Efficient Finite Element Methodology Based on Cartesian Grids: Application to Structural Shape Optimization

Centro de Investigación de Tecnología de Vehículos (CITV), Universidad Politècnica de València, 46022 Valencia, Spain

Received 25 January 2013; Accepted 20 February 2013

Academic Editor: Juan J. Nieto

Copyright © 2013 E. Nadal et al. This is an open access article distributed under the Creative Commons Attribution License, which permits unrestricted use, distribution, and reproduction in any medium, provided the original work is properly cited.

Abstract

This work presents an analysis methodology based on the use of the Finite Element Method (FEM) nowadays considered one of the main numerical tools for solving Boundary Value Problems (BVPs). The proposed methodology, so-called cg-FEM (Cartesian grid FEM), has been implemented for fast and accurate numerical analysis of 2D linear elasticity problems. The traditional FEM uses geometry-conforming meshes; however, in cg-FEM the analysis mesh is not conformal to the geometry. This allows for defining very efficient mesh generation techniques and using a robust integration procedure, to accurately integrate the domain’s geometry. The hierarchical data structure used in cg-FEM together with the Cartesian meshes allow for trivial data sharing between similar entities.

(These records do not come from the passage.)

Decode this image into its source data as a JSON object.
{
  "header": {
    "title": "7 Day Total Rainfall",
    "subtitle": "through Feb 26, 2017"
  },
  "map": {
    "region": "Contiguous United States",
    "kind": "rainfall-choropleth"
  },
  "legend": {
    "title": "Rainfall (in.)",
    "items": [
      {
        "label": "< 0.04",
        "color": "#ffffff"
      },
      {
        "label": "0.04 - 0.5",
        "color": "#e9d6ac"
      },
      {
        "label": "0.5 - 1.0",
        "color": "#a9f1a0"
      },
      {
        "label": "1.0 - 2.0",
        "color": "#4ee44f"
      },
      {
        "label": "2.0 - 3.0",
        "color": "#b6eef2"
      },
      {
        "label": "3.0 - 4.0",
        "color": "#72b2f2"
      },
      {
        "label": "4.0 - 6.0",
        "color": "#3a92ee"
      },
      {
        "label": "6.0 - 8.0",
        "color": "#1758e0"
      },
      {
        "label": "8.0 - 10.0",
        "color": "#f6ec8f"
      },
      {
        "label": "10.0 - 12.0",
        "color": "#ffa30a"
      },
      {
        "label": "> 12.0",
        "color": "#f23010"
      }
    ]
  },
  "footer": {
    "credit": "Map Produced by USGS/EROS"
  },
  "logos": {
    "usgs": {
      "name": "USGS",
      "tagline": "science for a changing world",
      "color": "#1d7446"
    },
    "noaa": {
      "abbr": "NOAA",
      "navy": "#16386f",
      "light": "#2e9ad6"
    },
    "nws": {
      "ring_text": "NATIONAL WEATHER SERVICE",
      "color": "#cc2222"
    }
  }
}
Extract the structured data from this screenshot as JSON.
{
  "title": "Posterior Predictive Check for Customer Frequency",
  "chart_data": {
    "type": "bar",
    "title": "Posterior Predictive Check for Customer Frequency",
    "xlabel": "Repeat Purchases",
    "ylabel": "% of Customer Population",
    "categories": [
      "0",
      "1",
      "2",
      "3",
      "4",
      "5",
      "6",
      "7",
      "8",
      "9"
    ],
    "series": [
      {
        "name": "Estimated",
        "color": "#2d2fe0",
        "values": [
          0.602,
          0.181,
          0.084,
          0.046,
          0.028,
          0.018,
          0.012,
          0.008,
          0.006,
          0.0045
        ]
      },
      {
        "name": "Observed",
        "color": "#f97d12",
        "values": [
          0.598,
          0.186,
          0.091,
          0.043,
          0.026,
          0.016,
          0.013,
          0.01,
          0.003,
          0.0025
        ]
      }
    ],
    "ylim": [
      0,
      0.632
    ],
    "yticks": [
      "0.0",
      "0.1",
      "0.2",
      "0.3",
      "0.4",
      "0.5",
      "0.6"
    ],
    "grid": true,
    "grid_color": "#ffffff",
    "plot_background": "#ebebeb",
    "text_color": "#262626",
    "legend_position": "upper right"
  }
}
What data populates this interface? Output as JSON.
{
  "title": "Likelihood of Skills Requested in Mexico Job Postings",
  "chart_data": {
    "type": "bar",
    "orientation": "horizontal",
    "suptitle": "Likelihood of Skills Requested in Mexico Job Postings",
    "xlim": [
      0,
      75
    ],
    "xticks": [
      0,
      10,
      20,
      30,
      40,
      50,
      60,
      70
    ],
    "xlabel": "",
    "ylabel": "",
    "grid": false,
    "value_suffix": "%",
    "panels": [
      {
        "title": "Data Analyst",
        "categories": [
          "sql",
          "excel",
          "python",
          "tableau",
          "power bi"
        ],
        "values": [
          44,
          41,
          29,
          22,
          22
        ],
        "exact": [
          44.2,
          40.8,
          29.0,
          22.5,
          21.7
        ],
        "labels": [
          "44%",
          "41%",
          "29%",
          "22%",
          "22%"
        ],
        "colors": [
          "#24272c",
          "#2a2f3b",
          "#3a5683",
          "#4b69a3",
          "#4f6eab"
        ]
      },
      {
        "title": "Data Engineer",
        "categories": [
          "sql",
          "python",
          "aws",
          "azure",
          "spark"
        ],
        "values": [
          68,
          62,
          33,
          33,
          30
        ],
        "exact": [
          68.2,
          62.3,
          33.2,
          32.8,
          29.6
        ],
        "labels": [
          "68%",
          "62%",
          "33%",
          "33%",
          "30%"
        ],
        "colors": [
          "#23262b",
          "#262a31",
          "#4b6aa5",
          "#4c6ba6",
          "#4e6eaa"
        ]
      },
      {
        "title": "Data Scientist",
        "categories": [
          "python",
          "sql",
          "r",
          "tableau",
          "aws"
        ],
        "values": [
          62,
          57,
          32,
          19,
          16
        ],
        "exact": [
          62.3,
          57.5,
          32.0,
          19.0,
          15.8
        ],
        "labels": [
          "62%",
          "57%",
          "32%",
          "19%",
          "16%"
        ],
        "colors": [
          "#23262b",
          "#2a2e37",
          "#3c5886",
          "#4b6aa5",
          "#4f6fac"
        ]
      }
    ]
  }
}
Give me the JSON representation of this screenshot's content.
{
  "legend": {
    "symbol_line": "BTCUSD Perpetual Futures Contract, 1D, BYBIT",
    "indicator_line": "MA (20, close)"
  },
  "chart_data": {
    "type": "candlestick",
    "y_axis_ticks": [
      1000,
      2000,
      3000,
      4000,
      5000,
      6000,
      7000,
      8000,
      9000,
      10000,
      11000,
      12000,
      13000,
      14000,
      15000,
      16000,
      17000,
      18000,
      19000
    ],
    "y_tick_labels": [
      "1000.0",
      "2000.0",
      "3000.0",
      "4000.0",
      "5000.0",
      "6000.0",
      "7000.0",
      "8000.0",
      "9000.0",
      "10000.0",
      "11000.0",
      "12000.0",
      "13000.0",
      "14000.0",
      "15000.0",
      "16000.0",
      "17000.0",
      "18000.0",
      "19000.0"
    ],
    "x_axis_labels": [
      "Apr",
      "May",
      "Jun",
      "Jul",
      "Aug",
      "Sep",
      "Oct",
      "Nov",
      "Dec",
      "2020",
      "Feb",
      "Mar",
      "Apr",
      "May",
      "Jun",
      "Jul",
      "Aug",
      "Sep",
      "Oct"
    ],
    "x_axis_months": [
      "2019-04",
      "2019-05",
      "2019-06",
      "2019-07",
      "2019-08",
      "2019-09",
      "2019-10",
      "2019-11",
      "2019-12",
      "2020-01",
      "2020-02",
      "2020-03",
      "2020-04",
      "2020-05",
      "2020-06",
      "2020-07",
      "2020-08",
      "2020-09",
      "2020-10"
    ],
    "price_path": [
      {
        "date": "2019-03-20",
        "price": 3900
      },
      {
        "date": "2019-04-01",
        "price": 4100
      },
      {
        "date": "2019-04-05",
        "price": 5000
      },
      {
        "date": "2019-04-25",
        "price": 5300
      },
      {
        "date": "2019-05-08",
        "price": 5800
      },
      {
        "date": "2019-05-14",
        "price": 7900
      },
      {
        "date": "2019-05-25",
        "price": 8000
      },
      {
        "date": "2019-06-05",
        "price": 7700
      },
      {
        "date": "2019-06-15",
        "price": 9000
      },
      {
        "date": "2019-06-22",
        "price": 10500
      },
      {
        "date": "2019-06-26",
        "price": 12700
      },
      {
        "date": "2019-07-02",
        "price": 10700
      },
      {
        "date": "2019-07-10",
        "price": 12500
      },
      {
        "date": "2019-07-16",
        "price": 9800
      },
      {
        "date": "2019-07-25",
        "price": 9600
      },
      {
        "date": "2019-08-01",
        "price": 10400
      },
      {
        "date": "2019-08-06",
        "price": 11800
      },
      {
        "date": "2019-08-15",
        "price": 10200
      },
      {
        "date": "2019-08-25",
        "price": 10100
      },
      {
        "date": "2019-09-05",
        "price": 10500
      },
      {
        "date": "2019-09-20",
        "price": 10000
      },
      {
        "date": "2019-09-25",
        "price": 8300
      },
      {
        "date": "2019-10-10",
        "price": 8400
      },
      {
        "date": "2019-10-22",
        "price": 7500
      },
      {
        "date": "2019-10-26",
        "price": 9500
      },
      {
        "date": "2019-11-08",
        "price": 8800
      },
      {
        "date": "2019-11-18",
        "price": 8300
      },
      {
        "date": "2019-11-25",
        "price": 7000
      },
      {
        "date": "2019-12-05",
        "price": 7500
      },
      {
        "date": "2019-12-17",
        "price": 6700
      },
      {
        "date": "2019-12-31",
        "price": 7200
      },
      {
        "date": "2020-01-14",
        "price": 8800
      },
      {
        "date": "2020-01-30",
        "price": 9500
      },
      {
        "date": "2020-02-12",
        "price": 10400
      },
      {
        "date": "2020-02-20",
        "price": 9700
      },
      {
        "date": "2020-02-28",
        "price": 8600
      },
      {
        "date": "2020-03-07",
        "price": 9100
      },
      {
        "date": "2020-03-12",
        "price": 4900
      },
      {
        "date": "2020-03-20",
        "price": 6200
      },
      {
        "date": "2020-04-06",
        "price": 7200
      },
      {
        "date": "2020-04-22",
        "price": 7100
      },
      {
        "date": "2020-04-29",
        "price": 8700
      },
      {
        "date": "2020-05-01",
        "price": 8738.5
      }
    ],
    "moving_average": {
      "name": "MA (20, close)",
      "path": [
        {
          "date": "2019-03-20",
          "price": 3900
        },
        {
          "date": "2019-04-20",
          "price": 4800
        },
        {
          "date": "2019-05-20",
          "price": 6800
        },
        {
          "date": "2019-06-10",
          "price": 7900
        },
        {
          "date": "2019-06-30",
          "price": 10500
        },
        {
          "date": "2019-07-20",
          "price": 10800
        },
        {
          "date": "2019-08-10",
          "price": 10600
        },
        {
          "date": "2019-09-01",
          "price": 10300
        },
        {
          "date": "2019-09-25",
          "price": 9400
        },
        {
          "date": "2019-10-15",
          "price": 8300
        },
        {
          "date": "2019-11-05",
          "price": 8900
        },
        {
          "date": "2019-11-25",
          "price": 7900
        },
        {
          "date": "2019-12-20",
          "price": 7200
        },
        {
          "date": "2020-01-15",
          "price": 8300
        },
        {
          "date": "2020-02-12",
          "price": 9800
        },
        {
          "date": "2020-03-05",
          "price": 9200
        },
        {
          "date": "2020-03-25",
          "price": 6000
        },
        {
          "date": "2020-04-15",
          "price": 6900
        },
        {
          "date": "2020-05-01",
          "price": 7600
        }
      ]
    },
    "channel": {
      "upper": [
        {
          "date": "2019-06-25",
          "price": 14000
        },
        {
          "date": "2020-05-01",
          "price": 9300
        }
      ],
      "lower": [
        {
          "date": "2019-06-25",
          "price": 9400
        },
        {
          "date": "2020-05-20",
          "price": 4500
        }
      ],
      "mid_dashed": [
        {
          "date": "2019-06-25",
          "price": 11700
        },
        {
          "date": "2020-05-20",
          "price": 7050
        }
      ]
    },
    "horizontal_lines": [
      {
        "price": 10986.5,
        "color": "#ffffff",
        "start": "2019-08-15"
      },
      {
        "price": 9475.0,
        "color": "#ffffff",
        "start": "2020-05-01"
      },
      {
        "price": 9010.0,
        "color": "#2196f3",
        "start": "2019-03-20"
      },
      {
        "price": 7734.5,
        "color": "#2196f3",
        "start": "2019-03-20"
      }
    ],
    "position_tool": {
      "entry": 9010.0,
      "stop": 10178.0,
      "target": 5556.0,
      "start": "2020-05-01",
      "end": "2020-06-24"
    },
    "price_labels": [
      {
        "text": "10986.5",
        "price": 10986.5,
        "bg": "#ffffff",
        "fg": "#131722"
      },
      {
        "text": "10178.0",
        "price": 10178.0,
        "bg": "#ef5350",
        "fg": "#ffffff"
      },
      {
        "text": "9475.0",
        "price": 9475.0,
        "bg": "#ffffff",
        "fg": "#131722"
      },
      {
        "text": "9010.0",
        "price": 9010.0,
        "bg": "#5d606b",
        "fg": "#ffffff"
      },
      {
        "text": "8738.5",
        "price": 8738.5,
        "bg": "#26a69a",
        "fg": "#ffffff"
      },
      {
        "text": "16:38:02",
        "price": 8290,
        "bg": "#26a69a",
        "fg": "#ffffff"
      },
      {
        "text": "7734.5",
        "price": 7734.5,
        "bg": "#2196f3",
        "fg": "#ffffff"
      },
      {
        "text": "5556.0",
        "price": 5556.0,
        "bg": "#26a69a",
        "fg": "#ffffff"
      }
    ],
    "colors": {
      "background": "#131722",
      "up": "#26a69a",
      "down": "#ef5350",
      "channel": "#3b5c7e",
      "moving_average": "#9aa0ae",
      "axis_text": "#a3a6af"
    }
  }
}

The cg-FEM methodology uses advanced recovery techniques to obtain an improved solution of the displacement and stress fields (for which a discretization error estimator in energy norm is available) that will be the output of the analysis. All this results in a substantial increase in accuracy and computational efficiency with respect to the standard FEM. cg-FEM has been applied in structural shape optimization showing robustness and computational efficiency in comparison with FEM solutions obtained with a commercial code, despite the fact that cg-FEM has been fully implemented in MATLAB.